Sukses

Ternyata Kini Perbankan Internasional Bisa Punya Aset Kripto, Asalkan Penuhi Syarat Ketat Ini

Selama ini, kripto masih menjadi perdebatan di dunia. Meski kemudian sudah mulai sedikit melunak seperti terlihat pada aturan permodalan ATMR.

Liputan6.com, Balikpapan - Perbankan internasional saat ini dimungkinan untuk memiliki aset kripto namun harus memenuhi persyaratan yang cukup ketat. Di mana, jika berkaca dari peraturan internasional, salah satu syarat bank bisa memiliki aset kripto menilik dari sisi Aktiva Tertimbang Menurut Risiko (ATMR).

Ini diungkapkan Wakil Ketua Dewan Komisioner Otoritas Jasa Keuangan (OJK) Mirza Adityaswara kepada media di Balikpapan, pekan ini. Aturan internasional menetapkan bank bisa memiliki aset kripto asalkan memiliki ATMR sebesar 1.250 persen.

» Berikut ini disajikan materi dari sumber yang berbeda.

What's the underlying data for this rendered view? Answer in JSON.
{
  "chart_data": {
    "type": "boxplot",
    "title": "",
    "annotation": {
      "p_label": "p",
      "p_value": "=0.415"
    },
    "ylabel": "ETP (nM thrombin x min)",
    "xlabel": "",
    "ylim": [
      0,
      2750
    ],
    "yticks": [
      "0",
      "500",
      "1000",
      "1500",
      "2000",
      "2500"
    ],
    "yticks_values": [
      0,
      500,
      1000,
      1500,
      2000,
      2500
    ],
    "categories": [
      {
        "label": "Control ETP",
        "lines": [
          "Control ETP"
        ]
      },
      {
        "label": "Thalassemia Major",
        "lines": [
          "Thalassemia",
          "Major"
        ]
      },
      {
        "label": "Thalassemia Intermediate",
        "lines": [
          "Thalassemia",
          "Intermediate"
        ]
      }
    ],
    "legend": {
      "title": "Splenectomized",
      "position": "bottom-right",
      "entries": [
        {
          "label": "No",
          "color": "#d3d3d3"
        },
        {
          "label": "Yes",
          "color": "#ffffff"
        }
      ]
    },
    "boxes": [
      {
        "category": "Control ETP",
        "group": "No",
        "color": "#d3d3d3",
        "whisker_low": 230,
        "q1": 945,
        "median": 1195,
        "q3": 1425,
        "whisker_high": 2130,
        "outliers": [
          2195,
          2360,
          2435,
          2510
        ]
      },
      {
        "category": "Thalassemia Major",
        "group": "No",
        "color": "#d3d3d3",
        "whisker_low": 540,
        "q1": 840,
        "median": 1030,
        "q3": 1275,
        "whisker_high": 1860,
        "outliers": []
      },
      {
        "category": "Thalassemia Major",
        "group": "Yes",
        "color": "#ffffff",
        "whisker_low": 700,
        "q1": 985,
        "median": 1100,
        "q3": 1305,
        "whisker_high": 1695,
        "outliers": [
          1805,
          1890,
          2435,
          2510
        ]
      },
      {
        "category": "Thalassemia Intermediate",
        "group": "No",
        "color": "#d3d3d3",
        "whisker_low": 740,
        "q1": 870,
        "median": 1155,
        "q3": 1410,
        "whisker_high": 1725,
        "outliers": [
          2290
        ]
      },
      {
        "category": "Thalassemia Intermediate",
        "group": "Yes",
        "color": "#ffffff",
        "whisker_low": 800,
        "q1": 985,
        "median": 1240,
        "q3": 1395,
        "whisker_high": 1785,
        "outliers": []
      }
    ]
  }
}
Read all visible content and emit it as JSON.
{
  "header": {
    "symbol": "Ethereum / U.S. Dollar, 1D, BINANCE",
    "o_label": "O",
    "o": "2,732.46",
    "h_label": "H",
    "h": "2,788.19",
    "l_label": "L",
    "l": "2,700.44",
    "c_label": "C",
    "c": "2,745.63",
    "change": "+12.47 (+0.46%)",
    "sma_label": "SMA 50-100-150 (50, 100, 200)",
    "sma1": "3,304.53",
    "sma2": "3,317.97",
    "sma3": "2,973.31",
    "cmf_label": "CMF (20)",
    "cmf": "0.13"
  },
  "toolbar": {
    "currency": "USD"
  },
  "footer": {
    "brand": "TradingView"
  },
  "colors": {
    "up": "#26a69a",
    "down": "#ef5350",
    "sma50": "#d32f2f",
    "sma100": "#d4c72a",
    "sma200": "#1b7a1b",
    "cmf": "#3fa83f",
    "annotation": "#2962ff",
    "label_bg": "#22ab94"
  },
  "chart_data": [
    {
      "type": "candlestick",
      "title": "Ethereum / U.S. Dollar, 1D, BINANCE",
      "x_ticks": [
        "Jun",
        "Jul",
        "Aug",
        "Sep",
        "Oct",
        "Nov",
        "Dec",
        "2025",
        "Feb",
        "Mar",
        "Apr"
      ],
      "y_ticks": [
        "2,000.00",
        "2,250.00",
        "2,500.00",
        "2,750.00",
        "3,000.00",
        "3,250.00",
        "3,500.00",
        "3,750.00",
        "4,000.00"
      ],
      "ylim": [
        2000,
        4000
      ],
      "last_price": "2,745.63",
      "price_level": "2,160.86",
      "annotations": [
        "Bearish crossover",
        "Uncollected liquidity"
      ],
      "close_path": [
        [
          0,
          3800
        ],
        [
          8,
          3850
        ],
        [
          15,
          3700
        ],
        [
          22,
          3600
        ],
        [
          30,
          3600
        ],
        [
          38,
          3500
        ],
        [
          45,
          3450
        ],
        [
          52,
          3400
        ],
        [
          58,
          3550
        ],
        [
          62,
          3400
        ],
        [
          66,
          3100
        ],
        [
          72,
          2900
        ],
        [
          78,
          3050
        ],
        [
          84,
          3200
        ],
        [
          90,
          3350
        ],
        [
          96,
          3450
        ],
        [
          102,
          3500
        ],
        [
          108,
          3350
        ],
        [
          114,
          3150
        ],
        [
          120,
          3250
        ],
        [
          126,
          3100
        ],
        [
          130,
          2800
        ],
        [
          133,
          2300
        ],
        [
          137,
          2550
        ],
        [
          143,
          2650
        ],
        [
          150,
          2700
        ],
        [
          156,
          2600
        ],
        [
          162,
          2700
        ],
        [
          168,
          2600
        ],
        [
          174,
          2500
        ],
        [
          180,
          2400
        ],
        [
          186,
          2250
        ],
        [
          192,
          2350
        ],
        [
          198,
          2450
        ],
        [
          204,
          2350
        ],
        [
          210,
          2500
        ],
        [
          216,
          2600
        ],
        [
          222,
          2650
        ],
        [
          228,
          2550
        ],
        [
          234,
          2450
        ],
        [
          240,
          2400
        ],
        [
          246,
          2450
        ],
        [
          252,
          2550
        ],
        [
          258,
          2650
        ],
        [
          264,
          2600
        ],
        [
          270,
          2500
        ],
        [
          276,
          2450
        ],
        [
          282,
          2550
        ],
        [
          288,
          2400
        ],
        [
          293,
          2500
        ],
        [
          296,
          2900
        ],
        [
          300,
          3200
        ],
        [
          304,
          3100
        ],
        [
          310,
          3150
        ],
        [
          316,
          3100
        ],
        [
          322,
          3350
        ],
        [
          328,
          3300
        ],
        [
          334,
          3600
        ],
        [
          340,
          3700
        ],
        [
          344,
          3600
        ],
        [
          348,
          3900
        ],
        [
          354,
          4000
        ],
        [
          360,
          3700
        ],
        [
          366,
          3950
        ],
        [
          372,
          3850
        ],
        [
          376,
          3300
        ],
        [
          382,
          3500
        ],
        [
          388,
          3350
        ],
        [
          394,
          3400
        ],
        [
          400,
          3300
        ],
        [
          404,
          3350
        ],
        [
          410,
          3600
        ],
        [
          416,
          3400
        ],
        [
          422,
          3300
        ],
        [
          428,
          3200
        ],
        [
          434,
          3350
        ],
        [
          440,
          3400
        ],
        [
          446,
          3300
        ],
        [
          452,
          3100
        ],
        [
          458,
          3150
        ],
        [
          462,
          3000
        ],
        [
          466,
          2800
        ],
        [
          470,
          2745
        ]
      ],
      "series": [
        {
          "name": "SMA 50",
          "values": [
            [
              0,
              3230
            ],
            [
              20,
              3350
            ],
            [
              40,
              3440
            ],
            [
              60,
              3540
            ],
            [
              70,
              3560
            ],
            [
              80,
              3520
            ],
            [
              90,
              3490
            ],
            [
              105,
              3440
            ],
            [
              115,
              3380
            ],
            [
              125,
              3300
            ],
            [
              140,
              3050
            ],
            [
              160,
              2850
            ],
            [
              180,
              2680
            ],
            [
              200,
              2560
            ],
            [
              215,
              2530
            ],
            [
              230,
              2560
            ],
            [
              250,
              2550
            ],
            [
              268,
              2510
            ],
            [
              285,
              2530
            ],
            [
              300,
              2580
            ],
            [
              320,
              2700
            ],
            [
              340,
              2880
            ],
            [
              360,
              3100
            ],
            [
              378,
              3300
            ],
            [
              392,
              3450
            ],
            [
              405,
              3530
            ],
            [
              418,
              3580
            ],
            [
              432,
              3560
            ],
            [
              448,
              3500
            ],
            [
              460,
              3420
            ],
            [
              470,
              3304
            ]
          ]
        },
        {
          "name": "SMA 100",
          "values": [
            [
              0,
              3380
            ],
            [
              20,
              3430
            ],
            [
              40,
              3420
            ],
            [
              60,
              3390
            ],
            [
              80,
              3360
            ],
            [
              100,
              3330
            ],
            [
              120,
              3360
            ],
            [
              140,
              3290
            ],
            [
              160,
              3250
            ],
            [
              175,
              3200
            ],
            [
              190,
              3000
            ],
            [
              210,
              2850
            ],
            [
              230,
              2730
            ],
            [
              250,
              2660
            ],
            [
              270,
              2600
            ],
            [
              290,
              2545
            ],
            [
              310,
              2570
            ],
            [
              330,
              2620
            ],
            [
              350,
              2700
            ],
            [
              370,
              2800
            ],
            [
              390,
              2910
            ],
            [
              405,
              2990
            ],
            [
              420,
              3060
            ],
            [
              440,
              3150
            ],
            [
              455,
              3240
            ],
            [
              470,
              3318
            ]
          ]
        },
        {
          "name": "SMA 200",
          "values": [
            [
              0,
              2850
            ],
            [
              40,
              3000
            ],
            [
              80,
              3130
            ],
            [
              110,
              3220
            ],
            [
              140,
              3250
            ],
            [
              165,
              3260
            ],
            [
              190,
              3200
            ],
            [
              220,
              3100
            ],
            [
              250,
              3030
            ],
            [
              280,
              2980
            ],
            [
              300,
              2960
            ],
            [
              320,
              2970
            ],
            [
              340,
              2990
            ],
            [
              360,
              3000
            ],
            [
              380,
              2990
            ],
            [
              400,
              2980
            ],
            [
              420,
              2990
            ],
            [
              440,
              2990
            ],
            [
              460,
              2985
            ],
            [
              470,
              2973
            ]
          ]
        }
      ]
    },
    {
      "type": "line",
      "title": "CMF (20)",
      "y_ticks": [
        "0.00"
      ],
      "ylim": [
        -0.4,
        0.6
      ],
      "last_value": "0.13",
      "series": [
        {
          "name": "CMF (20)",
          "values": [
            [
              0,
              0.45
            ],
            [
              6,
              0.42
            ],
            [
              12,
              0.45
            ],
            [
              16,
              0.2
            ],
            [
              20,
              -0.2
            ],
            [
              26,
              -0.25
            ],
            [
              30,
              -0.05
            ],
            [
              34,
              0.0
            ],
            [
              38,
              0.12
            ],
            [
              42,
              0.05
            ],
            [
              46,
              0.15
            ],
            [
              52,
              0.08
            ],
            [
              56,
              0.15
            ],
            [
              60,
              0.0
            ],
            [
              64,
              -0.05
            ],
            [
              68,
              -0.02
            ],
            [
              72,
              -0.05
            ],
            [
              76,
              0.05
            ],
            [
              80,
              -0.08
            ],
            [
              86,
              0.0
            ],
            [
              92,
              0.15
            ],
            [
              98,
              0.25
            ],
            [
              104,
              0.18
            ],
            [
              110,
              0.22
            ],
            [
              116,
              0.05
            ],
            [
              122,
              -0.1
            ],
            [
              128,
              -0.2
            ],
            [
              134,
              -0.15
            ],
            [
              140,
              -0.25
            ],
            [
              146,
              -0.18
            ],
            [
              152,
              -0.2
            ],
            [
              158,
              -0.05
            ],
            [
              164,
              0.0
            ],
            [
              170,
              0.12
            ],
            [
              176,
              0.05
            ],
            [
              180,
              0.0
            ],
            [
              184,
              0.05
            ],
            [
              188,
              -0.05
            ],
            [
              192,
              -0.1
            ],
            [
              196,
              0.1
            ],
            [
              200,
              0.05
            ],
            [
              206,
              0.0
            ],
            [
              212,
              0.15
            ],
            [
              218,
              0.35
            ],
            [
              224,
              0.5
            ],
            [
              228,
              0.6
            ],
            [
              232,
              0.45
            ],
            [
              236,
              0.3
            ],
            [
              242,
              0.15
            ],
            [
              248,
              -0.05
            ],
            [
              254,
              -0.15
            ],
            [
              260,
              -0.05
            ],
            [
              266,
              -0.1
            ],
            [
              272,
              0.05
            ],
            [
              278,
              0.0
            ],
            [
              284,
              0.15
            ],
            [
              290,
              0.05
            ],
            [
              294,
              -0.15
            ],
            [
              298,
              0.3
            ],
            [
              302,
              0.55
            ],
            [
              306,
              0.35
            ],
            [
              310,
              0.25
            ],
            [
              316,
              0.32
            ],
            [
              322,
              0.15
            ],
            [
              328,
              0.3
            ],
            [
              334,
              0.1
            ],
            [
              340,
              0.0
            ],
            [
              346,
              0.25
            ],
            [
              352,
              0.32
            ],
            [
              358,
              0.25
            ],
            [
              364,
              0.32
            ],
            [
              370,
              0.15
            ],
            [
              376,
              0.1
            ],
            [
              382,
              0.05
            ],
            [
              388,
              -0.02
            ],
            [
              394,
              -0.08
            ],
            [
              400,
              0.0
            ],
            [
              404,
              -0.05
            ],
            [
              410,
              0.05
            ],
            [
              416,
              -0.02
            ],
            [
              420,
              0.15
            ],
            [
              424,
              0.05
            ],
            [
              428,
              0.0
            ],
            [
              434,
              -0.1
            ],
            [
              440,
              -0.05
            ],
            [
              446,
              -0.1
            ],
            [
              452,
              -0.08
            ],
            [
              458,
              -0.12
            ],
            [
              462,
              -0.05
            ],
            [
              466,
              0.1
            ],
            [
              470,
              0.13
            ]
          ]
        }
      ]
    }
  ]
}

ATMR merupakan risiko atas modal berkaitan dengan dana yang diinvestasikan pada aktiva berisiko rendah ataupun yang risikonya lebih tinggi dari yang lain.

"Jadi kalau di dunia internasional itu, bank internasional itu kalau mau kripto maka ada persyaratan permodalan. Jadi ATMR 1.250 persen. Jadi boleh tapi tidak disarankan," jela dia.

Mirza mengakui jika saat ini pandangan bank internasional terhadap kripto mulai sedikit berubah dibandingkan 3 tahun lalu. Alasannya, banyak para nasabah bank internasional tersebut sudah mulai melirik aset kripto.

Selama ini, kripto masih menjadi perdebatan di dunia. Meski kemudian sudah mulai sedikit melunak seperti terlihat pada aturan permodalan ATMR.

"Sekarang sudah sebenarnya bisa menerima tapi dengan berat hati terkait kripto itu. Jadi di internasional itu pokoknya bank internasional kalay mau involve di kripto ada syarat modalnya," jelas dia.

Pada aturan permodalan  ATMR 1.250 persen ini, menetapkan jika  setiap Rp1 aset kripto yang dimiliki perbankan harus dicover oleh 1 modal dan tidak boleh menggunakan dana pihak ketiga (DPK).

 

 

2 dari 2 halaman

Kripto di Bawah OJK

Mirza mengatakan ke depan OJK juga akan mengurusi aset kripto. Pengalihan ini sesuai UU Nomor 4 tahun 2023 tentang Pengembangan dan Penguatan Sektor Keuangan (UU PPSK) yang ditandatangani oleh Presiden Joko Widodo (Jokowi). 

Pengalihan pengawasan ini berkaca pada banyaknya investor berinvestasi aset kripto, sehingga harus ada regulator yang mengatur. OJK akan menyiapkan berbagai hal terkait kewenangan ini. "Dalam 2,5 tahun ke depan ini, OJK diberi amanat urusi aset kripto," ucap Mirza.

Sebelumnya,  pengawasan dan pengelolaan aset kripto akan berada di bawah pengawasan Otoritas Jasa Keuangan (OJK) yang sebelumnya ada di  Badan Pengawas Perdagangan Komoditi (Bappebti).